FRET, on the other hand, estimates the distance between two dye molecules indirectly via the energy transfer from one dye to the other. Not only the distance but also the orientations of the dye molecules affect the measurement result. This can lead to uncertainties when it comes to precisely measuring the intra-molecular distance. The FRET method has also often been limited in studies of protein subunits when they move outside the measurable distance range. “This is where the MINFLUX method can demonstrate its strengths by correctly representing all conceivable distances down to 1 nanometer without any gaps,” Hell says. “MINFLUX is therefore a new, very powerful tool in the repertoire of structural biology for investigating proteins and other biomolecules and their interactions.”
Of molecular rulers and small protein molecules
To demonstrate precise distance measurement and accuracy, the research team used a molecule with which the FRET method actually started off in a classic experiment in the 1960s. At that time, Lubert Stryer and Richard Haugland managed to confirm the distance dependence published by Theodor Förster in 1948. To do this, they used molecular “rulers” of defined average length called polyprolines. The Max Planck researchers have now used exactly these rulers in their experiments – and have shown that the method can in principle even be used in cells.
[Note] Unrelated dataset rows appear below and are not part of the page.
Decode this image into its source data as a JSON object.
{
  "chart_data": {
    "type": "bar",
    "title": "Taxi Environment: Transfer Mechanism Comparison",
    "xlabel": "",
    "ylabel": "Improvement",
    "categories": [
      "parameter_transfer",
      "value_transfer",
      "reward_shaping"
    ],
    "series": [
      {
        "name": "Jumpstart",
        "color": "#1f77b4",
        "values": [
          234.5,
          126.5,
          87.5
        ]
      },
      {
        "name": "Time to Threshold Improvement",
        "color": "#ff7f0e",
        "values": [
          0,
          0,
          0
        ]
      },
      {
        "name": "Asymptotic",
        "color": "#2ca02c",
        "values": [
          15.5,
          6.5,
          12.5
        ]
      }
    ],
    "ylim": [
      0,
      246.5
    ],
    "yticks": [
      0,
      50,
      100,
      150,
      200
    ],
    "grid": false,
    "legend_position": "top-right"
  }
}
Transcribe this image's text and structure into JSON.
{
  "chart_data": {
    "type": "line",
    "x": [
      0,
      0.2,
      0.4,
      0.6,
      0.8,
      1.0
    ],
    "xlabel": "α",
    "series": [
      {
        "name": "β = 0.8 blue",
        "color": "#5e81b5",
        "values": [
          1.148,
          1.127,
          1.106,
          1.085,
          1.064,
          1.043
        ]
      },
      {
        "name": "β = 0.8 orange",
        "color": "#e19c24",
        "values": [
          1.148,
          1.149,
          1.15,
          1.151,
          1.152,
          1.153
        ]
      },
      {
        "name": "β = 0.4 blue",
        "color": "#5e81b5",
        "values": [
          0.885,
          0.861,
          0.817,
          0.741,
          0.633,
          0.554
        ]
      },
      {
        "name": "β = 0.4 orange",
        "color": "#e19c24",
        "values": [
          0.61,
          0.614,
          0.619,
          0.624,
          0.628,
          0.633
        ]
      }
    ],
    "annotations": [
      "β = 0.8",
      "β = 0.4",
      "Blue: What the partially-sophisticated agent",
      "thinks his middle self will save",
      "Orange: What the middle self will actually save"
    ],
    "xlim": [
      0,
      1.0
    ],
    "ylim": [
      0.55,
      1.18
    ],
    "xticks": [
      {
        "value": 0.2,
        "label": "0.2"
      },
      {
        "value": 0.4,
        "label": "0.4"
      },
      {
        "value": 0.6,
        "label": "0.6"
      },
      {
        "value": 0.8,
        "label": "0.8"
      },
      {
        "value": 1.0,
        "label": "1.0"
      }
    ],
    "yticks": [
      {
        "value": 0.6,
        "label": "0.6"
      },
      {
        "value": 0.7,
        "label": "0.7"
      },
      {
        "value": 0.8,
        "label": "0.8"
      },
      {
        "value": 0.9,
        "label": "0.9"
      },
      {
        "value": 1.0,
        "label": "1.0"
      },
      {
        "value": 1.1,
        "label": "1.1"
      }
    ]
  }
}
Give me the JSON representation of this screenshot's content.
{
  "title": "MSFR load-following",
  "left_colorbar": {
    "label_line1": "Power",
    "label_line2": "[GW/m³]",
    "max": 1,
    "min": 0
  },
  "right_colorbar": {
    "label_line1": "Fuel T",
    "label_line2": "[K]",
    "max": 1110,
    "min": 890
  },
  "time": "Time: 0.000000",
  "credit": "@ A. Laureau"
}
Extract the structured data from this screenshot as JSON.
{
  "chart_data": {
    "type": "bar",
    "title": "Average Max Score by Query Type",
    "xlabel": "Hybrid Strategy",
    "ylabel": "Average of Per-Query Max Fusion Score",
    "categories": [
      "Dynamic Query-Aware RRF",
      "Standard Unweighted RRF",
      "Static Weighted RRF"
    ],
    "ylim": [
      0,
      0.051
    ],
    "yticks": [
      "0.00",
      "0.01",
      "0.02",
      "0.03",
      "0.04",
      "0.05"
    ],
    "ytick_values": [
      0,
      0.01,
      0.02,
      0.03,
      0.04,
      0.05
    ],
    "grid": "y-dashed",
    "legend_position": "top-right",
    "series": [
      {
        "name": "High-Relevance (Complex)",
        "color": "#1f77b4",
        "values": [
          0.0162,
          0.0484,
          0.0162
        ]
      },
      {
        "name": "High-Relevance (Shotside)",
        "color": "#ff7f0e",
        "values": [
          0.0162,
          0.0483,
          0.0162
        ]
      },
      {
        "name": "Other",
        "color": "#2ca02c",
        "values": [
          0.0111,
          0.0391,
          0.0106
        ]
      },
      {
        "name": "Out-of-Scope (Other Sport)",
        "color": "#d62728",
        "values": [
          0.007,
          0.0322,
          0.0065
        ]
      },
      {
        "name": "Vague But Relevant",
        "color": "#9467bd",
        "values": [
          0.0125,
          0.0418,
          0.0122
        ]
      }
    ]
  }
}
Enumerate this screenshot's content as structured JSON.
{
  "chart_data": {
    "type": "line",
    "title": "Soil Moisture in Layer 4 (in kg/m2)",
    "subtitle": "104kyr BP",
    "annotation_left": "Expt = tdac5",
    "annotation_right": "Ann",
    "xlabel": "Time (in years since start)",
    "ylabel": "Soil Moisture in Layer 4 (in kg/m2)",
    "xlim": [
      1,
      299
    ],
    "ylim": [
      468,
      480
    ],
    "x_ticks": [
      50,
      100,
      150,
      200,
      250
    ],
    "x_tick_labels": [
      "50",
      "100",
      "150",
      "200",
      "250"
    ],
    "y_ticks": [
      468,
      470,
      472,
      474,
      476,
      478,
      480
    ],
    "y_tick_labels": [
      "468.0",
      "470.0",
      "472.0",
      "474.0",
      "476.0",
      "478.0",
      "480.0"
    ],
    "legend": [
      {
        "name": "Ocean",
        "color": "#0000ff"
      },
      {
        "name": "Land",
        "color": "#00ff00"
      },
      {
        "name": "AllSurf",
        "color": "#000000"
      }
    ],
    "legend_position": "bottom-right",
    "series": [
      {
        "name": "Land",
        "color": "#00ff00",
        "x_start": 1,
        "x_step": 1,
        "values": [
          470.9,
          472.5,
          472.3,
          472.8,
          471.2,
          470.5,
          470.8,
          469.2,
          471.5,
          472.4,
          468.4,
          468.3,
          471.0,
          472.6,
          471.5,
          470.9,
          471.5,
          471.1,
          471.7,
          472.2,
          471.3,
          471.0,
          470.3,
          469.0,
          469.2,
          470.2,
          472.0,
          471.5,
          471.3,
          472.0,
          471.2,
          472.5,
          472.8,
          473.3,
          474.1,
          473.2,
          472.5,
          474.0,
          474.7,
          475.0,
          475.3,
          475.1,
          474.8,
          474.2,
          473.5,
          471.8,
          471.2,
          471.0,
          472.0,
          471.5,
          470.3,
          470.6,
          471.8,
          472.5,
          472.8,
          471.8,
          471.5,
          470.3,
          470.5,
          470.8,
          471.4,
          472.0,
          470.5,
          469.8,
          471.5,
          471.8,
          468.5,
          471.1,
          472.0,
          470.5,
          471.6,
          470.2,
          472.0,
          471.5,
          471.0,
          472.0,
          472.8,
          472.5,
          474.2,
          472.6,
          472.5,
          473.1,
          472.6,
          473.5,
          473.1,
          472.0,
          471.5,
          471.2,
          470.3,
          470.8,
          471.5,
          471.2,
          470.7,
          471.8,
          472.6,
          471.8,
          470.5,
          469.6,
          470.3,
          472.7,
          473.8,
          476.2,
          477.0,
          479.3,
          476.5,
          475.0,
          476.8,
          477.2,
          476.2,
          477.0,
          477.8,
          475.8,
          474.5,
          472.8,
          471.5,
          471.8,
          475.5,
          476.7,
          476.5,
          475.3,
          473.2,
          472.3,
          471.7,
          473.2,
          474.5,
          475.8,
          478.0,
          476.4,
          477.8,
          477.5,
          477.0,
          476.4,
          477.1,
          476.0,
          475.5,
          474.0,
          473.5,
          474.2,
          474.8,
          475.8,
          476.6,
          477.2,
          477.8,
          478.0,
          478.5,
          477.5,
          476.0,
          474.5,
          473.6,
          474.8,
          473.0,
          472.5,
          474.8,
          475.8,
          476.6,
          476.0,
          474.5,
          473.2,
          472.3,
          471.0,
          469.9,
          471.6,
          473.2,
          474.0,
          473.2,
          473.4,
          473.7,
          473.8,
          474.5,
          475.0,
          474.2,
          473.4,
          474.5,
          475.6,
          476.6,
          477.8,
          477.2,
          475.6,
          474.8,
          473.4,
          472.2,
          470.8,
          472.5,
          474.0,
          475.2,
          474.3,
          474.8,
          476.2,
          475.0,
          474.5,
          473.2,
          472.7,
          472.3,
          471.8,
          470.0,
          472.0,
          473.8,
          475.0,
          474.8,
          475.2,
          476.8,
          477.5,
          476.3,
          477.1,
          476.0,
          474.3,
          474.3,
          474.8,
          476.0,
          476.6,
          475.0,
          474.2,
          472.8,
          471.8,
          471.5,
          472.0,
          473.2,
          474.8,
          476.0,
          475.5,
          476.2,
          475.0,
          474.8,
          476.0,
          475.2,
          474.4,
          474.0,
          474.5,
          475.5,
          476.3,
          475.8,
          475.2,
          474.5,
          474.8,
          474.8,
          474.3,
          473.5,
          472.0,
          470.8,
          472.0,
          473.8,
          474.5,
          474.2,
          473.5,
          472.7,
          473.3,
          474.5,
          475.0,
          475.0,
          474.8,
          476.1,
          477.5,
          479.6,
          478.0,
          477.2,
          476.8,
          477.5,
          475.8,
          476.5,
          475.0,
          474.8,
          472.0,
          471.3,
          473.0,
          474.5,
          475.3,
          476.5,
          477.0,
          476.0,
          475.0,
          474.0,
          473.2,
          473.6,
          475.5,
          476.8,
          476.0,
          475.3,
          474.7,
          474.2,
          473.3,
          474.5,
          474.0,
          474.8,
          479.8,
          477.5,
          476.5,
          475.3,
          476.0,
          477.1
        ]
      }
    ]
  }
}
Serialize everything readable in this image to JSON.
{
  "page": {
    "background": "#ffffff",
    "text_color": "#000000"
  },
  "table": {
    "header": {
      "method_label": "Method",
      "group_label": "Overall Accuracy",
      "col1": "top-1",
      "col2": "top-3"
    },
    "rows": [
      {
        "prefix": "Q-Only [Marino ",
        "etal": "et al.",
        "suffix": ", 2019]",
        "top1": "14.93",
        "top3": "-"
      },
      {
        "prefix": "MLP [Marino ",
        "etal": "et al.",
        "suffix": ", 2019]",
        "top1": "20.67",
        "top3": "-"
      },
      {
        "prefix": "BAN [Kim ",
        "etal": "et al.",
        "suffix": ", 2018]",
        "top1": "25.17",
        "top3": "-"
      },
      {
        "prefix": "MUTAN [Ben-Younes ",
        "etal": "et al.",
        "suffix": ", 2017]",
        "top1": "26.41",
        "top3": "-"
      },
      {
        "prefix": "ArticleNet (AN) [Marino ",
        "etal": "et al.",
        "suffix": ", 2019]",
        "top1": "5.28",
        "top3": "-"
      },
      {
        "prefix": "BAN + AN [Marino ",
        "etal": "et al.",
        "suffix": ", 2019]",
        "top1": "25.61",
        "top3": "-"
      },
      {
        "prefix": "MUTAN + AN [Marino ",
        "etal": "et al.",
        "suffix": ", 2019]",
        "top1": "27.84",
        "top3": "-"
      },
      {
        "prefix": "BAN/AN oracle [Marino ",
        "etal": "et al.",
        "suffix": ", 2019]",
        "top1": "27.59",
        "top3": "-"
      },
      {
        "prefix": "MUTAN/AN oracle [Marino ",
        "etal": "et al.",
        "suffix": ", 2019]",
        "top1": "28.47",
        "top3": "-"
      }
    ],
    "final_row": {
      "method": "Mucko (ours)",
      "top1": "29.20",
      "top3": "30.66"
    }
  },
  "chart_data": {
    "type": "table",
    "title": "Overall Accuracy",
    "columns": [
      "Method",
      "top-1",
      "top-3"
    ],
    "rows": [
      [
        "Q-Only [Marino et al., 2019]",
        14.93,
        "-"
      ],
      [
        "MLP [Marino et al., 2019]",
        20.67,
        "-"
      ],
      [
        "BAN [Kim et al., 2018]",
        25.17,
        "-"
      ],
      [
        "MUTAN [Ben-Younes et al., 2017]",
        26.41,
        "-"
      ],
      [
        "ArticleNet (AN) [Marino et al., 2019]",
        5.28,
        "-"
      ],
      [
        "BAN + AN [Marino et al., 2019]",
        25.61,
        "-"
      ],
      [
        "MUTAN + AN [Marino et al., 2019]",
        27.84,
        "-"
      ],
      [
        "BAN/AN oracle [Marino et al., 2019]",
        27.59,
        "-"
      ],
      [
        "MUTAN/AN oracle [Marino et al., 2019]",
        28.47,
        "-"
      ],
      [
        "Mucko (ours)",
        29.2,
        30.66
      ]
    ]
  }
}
In collaboration with Stefan Jakobs' research group at the Max Planck Institute for Multidisciplinary Sciences, fluorescently labeled lamin proteins in human cells, which form approximately 3-nanometer-thin filaments on the membrane around the cell nucleus, were imaged separately using the MINFLUX method. In addition, the scientists demonstrated the potential of MINFLUX through experiments with other small proteins, termed nanobodies, and their oligomers. Using antibody molecules as an example, they showed how multiple position measurements make it possible to resolve the spatial position of the protein subunits relative to one another.
Using two identical subunits of the bacterial citrate sensor, the team, in collaboration with Christian Griesinger's Department at the Max Planck Institute for Multidisciplinary Sciences, demonstrated that even distances of 1 nanometer can be measured. MINFLUX microscopy also clearly revealed the two structural arrangements of the subunits with a precision in the range of 1 Ångström.
Hell, who was awarded the Nobel Prize in Chemistry in 2014 for the development of super-resolution microscopy, is pleased: “Since we first demonstrated the MINFLUX concept in 2016, it has once again radically pushed the boundaries of light microscopy. Being able to resolve within macromolecules was not really foreseeable in 2014.”